Updated: May 31
The phrase "Be careful what you wish for" seems to be looming over us currently. We desired for our children to resume their schooling routine after the holiday chaos, but now that it's happening, it's not as easy as we expected for both them and us.
We have received a great deal of information regarding the preparations for kindergarten and the resumption of school. Still, we have yet to be provided with guidance on how we can support our children in navigating the emotional and cognitive challenges that come with returning to the classroom and playground. This is especially important as our children must now adapt to a new environment with greater demands, whether transitioning from kindergarten to school, moving between grades, or changing schools altogether.
Despite their eagerness to see their friends again, even social interactions feel unfamiliar and awkward for our children. Friendships and social dynamics come with new obstacles as our children work to reestablish their place in the group.
Meanwhile, children try to engage in learning while their senses are overloaded. I have had clients report that they are feeling dizzy and having headaches, nausea and blurry eyes at school. Parents rush them to GPs and optometrists only to be told there is no physiological cause. What is it? An amalgamation of stress, anxiety and fatigue!
I explain to my young clients that our brain is a muscle that has been doing completely different exercises over the duration of the holidays or even just the last few weeks. It takes time for our brains to get fit again and manage these new experiences.

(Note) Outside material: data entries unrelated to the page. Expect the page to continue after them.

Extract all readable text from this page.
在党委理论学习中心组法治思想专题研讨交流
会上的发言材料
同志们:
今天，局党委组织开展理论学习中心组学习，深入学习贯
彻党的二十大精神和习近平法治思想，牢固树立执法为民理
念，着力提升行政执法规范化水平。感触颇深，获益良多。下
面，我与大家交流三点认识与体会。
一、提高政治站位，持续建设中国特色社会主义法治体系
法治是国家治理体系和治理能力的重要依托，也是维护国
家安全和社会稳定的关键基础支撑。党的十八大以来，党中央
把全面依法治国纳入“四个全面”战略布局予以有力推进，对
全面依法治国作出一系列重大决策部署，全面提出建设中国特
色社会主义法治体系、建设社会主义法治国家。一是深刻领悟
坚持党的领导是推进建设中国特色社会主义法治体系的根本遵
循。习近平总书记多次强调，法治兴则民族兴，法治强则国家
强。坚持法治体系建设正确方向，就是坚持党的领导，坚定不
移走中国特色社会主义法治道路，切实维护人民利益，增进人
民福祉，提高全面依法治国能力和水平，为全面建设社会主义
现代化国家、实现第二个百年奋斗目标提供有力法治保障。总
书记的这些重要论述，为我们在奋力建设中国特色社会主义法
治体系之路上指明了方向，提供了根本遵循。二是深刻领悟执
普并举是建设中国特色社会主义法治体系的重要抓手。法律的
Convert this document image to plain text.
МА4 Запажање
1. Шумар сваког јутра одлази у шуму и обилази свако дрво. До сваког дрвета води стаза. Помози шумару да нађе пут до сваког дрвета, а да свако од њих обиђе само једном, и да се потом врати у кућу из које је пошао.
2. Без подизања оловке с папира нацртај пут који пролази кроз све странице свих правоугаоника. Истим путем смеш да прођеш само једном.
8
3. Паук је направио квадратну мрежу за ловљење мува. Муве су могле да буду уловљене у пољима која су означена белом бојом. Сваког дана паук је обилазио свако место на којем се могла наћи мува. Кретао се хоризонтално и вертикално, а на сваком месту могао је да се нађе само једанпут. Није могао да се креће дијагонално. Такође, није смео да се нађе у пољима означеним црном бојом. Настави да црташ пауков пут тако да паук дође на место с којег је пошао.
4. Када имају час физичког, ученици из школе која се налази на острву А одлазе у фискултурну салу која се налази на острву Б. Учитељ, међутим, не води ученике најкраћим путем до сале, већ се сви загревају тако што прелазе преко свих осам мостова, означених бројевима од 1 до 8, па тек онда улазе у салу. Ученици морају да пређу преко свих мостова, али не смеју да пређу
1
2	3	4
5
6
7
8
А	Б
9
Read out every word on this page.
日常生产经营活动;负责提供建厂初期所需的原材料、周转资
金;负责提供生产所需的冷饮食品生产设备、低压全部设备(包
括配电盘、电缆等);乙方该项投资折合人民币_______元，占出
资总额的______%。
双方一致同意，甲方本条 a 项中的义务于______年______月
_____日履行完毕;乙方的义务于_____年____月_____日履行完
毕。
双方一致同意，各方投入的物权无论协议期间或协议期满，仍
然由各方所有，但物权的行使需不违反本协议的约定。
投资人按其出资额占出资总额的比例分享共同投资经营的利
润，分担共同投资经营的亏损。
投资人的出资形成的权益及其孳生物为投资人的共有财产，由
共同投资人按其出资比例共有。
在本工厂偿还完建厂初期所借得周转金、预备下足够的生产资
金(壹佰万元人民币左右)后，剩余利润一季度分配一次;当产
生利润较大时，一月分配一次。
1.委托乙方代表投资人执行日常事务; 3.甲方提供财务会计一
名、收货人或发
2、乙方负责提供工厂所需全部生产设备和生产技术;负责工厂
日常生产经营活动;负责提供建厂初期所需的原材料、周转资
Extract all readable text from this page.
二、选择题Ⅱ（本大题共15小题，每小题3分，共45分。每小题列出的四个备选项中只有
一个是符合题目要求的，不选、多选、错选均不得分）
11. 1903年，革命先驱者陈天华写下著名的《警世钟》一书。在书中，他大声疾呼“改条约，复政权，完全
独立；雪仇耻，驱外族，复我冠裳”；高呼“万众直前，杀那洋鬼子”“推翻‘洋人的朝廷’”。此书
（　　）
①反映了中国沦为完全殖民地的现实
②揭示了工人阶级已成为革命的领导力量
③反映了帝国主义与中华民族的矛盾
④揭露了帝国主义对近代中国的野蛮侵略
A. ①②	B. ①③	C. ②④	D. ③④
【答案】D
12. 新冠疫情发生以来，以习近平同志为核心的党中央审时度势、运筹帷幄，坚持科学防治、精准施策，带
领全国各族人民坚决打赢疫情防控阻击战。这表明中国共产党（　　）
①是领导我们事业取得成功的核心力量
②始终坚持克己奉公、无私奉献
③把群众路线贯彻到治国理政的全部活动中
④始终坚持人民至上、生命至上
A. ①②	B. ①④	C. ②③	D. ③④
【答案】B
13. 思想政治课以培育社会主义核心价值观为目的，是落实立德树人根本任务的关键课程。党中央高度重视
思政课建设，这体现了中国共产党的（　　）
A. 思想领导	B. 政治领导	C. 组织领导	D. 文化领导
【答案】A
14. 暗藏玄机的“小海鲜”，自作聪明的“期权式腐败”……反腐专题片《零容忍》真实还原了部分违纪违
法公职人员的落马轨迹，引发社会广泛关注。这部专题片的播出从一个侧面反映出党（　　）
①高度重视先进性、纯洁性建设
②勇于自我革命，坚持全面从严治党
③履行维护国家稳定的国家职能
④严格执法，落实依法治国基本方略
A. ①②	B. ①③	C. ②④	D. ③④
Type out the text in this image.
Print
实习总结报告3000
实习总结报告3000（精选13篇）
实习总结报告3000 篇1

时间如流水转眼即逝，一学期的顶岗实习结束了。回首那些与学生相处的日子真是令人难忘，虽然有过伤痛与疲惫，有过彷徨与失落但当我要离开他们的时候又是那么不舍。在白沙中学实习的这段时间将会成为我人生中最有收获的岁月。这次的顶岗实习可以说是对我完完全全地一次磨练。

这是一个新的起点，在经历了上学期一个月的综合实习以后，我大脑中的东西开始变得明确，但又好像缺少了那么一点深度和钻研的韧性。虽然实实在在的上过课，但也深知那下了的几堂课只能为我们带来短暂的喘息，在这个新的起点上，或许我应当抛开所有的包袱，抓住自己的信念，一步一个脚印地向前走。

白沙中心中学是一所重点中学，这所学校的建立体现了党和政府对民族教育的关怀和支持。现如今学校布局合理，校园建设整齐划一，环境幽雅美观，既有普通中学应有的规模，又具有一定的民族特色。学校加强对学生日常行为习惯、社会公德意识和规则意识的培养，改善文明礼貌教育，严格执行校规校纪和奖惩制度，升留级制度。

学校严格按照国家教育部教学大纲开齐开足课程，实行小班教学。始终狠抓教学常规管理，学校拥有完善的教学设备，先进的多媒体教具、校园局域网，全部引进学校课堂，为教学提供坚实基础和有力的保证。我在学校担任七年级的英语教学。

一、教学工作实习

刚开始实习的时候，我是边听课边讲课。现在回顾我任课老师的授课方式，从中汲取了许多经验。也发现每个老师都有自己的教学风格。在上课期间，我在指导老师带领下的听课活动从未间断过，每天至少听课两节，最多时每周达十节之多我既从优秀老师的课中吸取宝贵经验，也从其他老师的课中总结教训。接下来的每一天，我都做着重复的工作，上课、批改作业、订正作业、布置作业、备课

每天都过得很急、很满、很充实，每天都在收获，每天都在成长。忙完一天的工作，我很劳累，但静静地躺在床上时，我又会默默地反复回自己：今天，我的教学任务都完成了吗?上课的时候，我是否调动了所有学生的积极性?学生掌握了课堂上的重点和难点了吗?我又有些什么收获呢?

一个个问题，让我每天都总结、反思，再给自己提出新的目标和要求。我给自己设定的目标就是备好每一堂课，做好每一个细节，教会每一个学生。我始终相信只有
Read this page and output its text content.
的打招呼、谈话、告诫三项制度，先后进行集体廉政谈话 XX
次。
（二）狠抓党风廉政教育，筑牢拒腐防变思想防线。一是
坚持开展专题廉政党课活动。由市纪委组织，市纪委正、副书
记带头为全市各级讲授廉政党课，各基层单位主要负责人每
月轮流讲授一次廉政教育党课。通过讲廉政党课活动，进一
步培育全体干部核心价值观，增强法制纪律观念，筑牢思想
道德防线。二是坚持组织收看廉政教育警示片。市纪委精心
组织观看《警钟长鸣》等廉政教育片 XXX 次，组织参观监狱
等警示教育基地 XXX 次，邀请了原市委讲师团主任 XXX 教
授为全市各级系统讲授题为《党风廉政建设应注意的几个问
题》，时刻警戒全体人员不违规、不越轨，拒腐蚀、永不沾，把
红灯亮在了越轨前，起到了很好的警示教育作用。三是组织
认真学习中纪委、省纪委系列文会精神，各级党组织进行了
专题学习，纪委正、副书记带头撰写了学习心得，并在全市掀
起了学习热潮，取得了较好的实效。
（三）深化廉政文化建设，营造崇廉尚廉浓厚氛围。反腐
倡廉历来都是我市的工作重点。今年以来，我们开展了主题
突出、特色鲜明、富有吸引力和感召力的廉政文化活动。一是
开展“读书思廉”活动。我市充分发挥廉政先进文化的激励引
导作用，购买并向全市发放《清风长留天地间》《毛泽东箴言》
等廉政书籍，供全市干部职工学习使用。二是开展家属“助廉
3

So, if in your house you are seeing meltdowns, fights, non-compliance, tears and challenging bedtimes, know that this is very common as our children and we, seek to navigate the new normal.
How to nurture your child's mental health
Be mindful of your feelings
Parents set the emotional climate for home. So that means again we are going to have to present that kinder and school are okay. Not let our doubts, fears and angst become contagious. Be careful of conversations and comments that suggest you’re not really sure about the situation.
Schedule family time
Our children are so comfortable with spending time at home with us. They have been there all through the lockdown and probably through all those interrupted holiday plans. Aim to schedule weekly, low-key family time. It might be UNO Thursday night, it might be Friday arvo pancakes or have your children organise a performance for you to watch. Creative and physical activities are known to reduce the impact of anxiety and low mood.
Talk about feelings
Acknowledge your child's feelings or provide them with the chance to say what is tricky at the moment. Try to link their behaviour to how they might be feeling. Say “It seems like your brother is really annoying you, I’m wondering if you have some big feelings at the moment”. Suggest that sometimes we feel sad or grumpy about one thing but it's really because something else is bothering us.
Try to see beyond the behaviour
It can be challenging to reflect on the issue instead of the behaviour your child is exhibiting. When children aren’t coping it can feel like they are regressing or that we aren’t doing a good enough job as parents. NOT TRUE! Externalising behaviour like tears, rudeness and non-compliance occurs when the world is not making sense for them.
Consider fatigue levels
Our bodies and brains were operating in a completely different mode last year. Whether it was good or bad…it was different. Children and parents alike are having to adjust to new routines, schedules, demands and activities. There is an assault on all our senses that previously we did not have to respond to. This makes you tired. Sleep is free, and the best drug with the greatest efficacy and with not one side effect.
Lower your standards
Self-care is vital for every mum and dad. You cannot fill someone else’s tank if yours is empty. So, resist the temptation to have your house tidy every moment of the day, the world will not come crashing down if beds aren’t made. Your child will survive if they go to school with a stained school shirt or messy hair. Yes, a healthy lunch is great, but guess what…it shouldn’t come at a cost to your sanity. Take shortcuts, buy pre-prepared meals, and lower expectations.
Finally, give it time. Adjustments and adaption will take a while, for us and them.